Whatever the government’s motive, sheng nu is stigmatizing urban professional women who want to start businesses or pursue careers in law, media and academia as being selfish.
“When these women [from China’s educated class] are growing up, they have a lot of pressure to succeed — to be the best in their class,” said Hilla Medalia. “And their parents really push; the whole society pushes them to succeed and go to university. Then they start their career. But then they have to stop everything and get married. Their entire value is based on this one thing.”
To document the impact, Shlam and Medalia returned to China, site of their first, 2014, collaboration, Web Junkie. They conducted a lengthy search for single women using Weibo, China’s version of Twitter. Dozens of women came forward, the filmmakers said, but the vast majority wanted only to discuss their woes with sheng nu off camera, for fear of bringing shame to their families. Ultimately, the filmmakers found and focused on three ambitious and brave Beijing women:
Qiu Hua Mei, age 34, is a lawyer who faces an uphill battle for finding an educated mate given her (socially lower) rural village roots. She is cruelly criticized by her family (“Schooling makes you dumb,” her illiterate father says, expressing regret for having paid her university tuition). In another disturbing scene, a dating counselor tells her, “You’re not beautiful in the traditional sense. You have a tough personality and need to soften yourself.” A prospective match, meanwhile, who’s similarly well educated and similarly from a rural village, announces that once he marries, he intends to be the “dominant” spouse.
Xu Min, 28, is a radio talk show host who lives with an overbearing mother who tells her, “You’re not old. You’re not a ‘leftover woman’ yet.”
Gai Qi, 36, is an assistant professor of film. She does marry and has a daughter during the course of the film, with a husband the filmmakers call “extraordinary” for his social faUX pas — marrying a woman older than himself — and for his willingness to follow her to a better job in Guangzhou.
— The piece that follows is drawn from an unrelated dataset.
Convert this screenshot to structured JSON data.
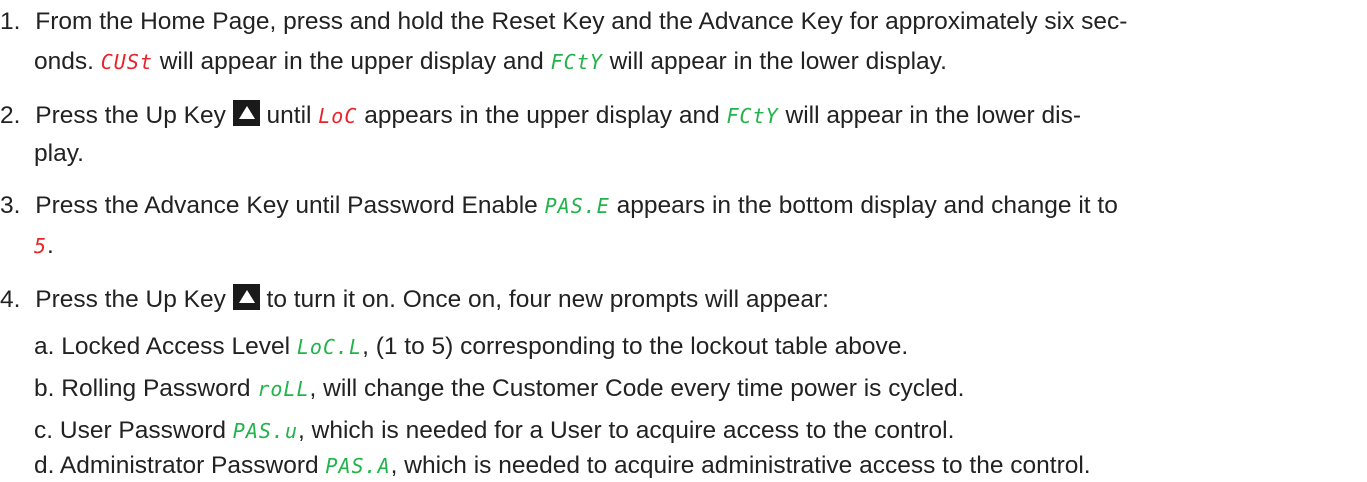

Over the span of three years, Hua Mei and Xu Min are individually followed by cameras as they attend a massive government-sponsored “annual blind date event,” check out a Valentine’s Day dating party and visit a gynecologist’s office (where Hua Mei is told it’s illegal to freeze her eggs). Then there’s the “relationship expert” Xu Min consults, who ends up delving deeply into her emotions. Breaking into tears, she admits that she is so obedient to her mother, she can’t actually date a man her mom dislikes.
A happier note is the joyful wedding of Gai Qi, who tells the filmmakers she was so worried her marriage might threaten her career that, “I was not planning on a happy ending.” That happy ending, however, is short-lived; later in the film, Gai Qi admits she finds marriage boring.
Hua Mei, meanwhile, is the polar opposite. She wants to date, but not marry, she tells her parents back home in their impoverished village. But, after months of sitting alone in desolate bars and getting the third degree from mothers of sons in public parks advertising their sons’ eligibility, Hua Mei gives up: She abandons her home country altogether to study in far-off France: “There are voices all around me,” she tells the filmmakers. “I want to have a life without those voices, just to live my life.
“I could live a wonderful life,” Hua Mei continues. “All this [grief occurs] because I’m not getting married. I live in a constant fight, a life of exile.” She even compares sheng nu to China’s infamous practice of foot-binding: “I have big feet,” she sighs, describing herself and her ambition, borne out by the fact that she has recently moved to Munich to start a business.